The cost of living is going up. Between gas prices, rent and daily necessities, everyone is feeling this financial burden on all levels.
A proper budget can make a huge difference in reducing money-related expenses and helping you save for your goals. For nurses today, this is especially relevant.
This guide will show you how to create and follow a proper budget plan, as a nurse.
Why do nurses need to budget?
While nursing can pay well (especially at the higher levels), you still need to be smart with your money. To start with the obvious, budgeting lets you account for equipment, supplies and other work-related expenses that most nurses accrue.
Nurses also have to cover significant student loans, after they graduate. Budgeting helps you stay on track before the interest goes out of hand.
Finally, there is the matter of further education. You could be a nurse with a bachelor’s degree and looking to get a master’s. In the nursing field, higher degrees equate to better pay and more professional opportunities.
Pursuing that education, however, will cost a pretty penny. With a budget, you can create a plan to save money for further education sometime in the future.
With all this in mind, here is a step-by-step guide for creating a nurse budget.
Calculate your income
Before you even start creating a budget, you want an idea of how much you make within a month. Obviously, the best place to start is with your monthly paycheck.
However, you have to account for some variability. If you take overtime shifts, for example, that might change how much you earn from month to month. For people who pick up shifts with VitaWerks, that is another thing to consider.
To get started on calculating your budget, calculate how much you earn on average per month, across several months.
List and categorize all your expenses
As soon as you know how much you earn on average, it is time to calculate your expenses. Consider how much you spend in a month, and what you spend it on. As you list them down, you want to split them into two categories; necessities and luxuries.
Necessities come first. Utility bills, food, nursing equipment costs and rent (if applicable) are relevant examples. If you spend on something because you need them to live, this is a necessity.
After that, you want to track your leisure spending. From video games to books, to movie tickets, account for everything you spend purely on entertainment.
Be sure you are covering all your spending. Access your credit card bills and bank statements for the month. When you spend with cash, keep your receipts or write down the amount spent on your notes or budgeting app.
Set your goals
Now that you have a clear understanding of how much you earn and how much you spend, it is time to set financial goals. When you set clear goals, you can save money with purpose and plan accordingly.

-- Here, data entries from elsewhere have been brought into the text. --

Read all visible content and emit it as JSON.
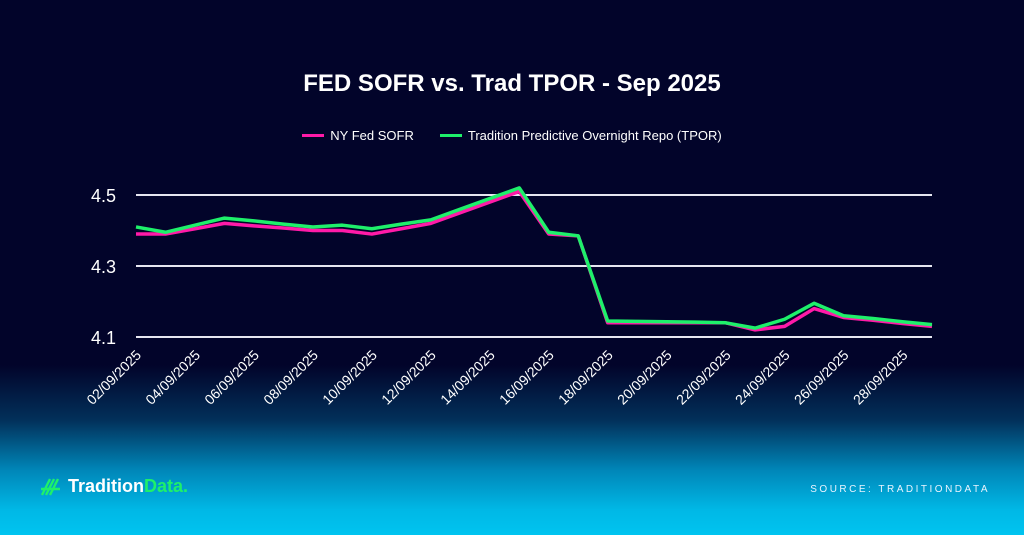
{
  "chart_data": {
    "type": "line",
    "title": "FED SOFR vs. Trad TPOR - Sep 2025",
    "xlabel": "",
    "ylabel": "",
    "ylim": [
      4.1,
      4.5
    ],
    "yticks": [
      "4.5",
      "4.3",
      "4.1"
    ],
    "ytick_values": [
      4.5,
      4.3,
      4.1
    ],
    "grid": true,
    "legend_position": "top-center",
    "categories": [
      "02/09/2025",
      "03/09/2025",
      "04/09/2025",
      "05/09/2025",
      "06/09/2025",
      "07/09/2025",
      "08/09/2025",
      "09/09/2025",
      "10/09/2025",
      "11/09/2025",
      "12/09/2025",
      "13/09/2025",
      "14/09/2025",
      "15/09/2025",
      "16/09/2025",
      "17/09/2025",
      "18/09/2025",
      "19/09/2025",
      "20/09/2025",
      "21/09/2025",
      "22/09/2025",
      "23/09/2025",
      "24/09/2025",
      "25/09/2025",
      "26/09/2025",
      "27/09/2025",
      "28/09/2025",
      "29/09/2025"
    ],
    "xtick_labels": [
      "02/09/2025",
      "04/09/2025",
      "06/09/2025",
      "08/09/2025",
      "10/09/2025",
      "12/09/2025",
      "14/09/2025",
      "16/09/2025",
      "18/09/2025",
      "20/09/2025",
      "22/09/2025",
      "24/09/2025",
      "26/09/2025",
      "28/09/2025"
    ],
    "series": [
      {
        "name": "NY Fed SOFR",
        "color": "#ff1aa8",
        "values": [
          4.39,
          4.39,
          4.405,
          4.42,
          4.413,
          4.407,
          4.4,
          4.4,
          4.39,
          4.405,
          4.42,
          4.45,
          4.48,
          4.51,
          4.39,
          4.385,
          4.14,
          4.14,
          4.14,
          4.14,
          4.14,
          4.12,
          4.13,
          4.18,
          4.155,
          4.147,
          4.138,
          4.13
        ]
      },
      {
        "name": "Tradition Predictive Overnight Repo (TPOR)",
        "color": "#1ef06a",
        "values": [
          4.41,
          4.395,
          4.415,
          4.435,
          4.427,
          4.418,
          4.41,
          4.415,
          4.405,
          4.418,
          4.43,
          4.46,
          4.49,
          4.52,
          4.395,
          4.385,
          4.145,
          4.144,
          4.143,
          4.142,
          4.14,
          4.125,
          4.15,
          4.195,
          4.16,
          4.152,
          4.143,
          4.135
        ]
      }
    ]
  },
  "footer": {
    "logo_main": "Tradition",
    "logo_accent": "Data.",
    "source": "SOURCE: TRADITIONDATA"
  }
}
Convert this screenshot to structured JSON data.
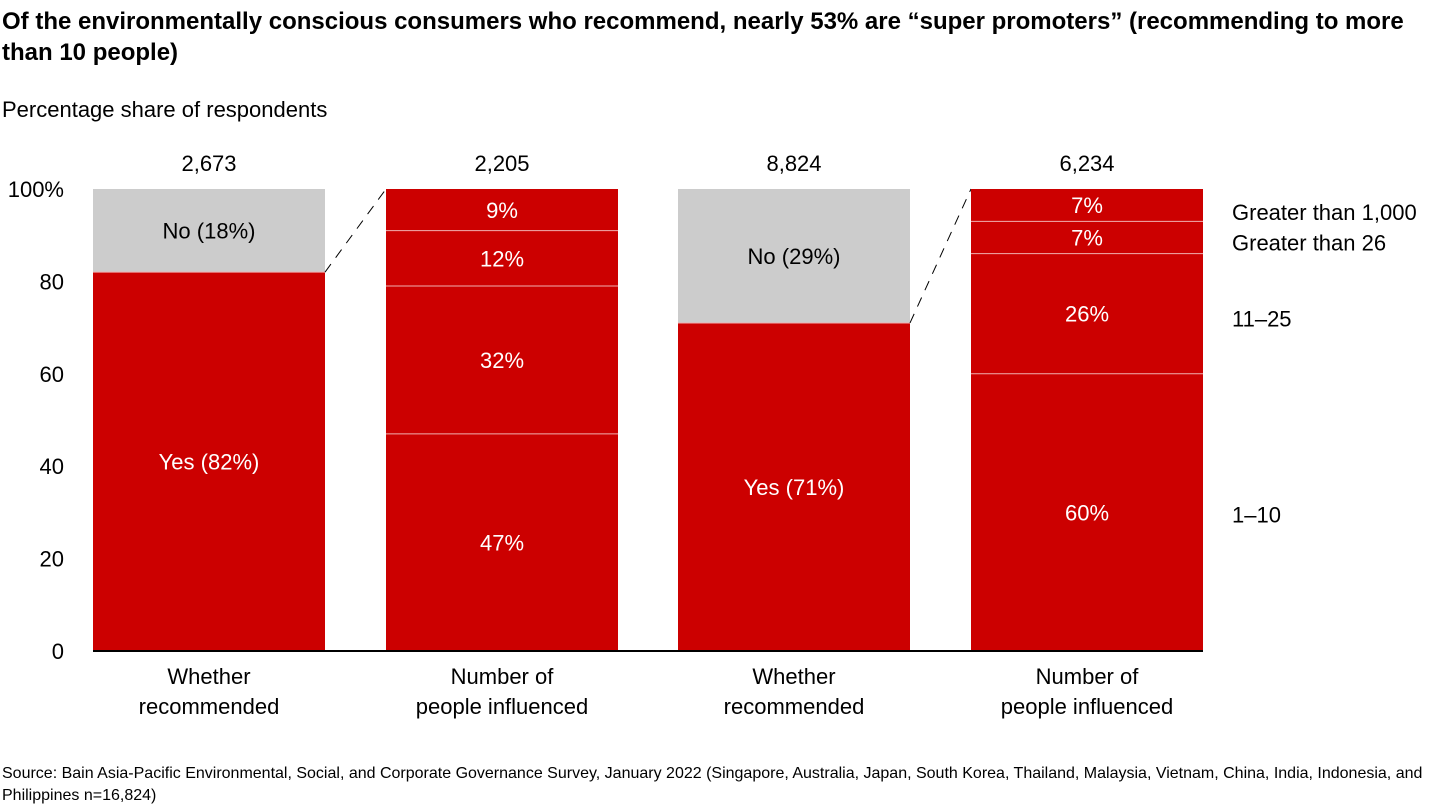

For nurses, a common financial goal would be long-term education. If you are interested in pursuing a BSN, MSN or DNP, see how much the tuition would most likely cost and account for that in your future plans.
Create your new budget
With everything laid out, you can begin creating your new budget. Many budgets follow a 50/30/20 ratio: 50% of the budget is spent on your needs, 30% on wants and 20% on savings.
This ratio is not universally applicable, but it is a great framework to work on. With some math (or help from online budgeting apps), you can calculate how much you have to save to reach your financial goals within a reasonable time frame.
From there, you can adjust your monthly spending accordingly. If you are spending more than you would like, cutting down on your luxury spending is the first place to start. Small sacrifices like watching fewer movies in the theatres or cancelling some subscriptions that you do not use can go a long way in the future. Treating yourself every now and then is good, but it is nice to strike a balance.
If you are still unhappy with how much you are spending, then you could think about cutting down on how much you spend on necessities. For nurses, looking for cheaper alternatives to their perishable equipment could be considered. These kinds of decisions come with huge tradeoffs, so keep that in mind.
Stay on track
Maintaining a budget is a constant process. Nurses have to monitor what they are spending, make adjustments when necessary and account for variability whenever necessary.
Keeping track of everything you spend, cutting down on costs and doing so every month can be demanding. Those who stick to it, however, will be richly rewarded.
Budgeting empowers you to reach your goals and practice some extra discipline. In the long run, it will help you save on unneeded financial stress.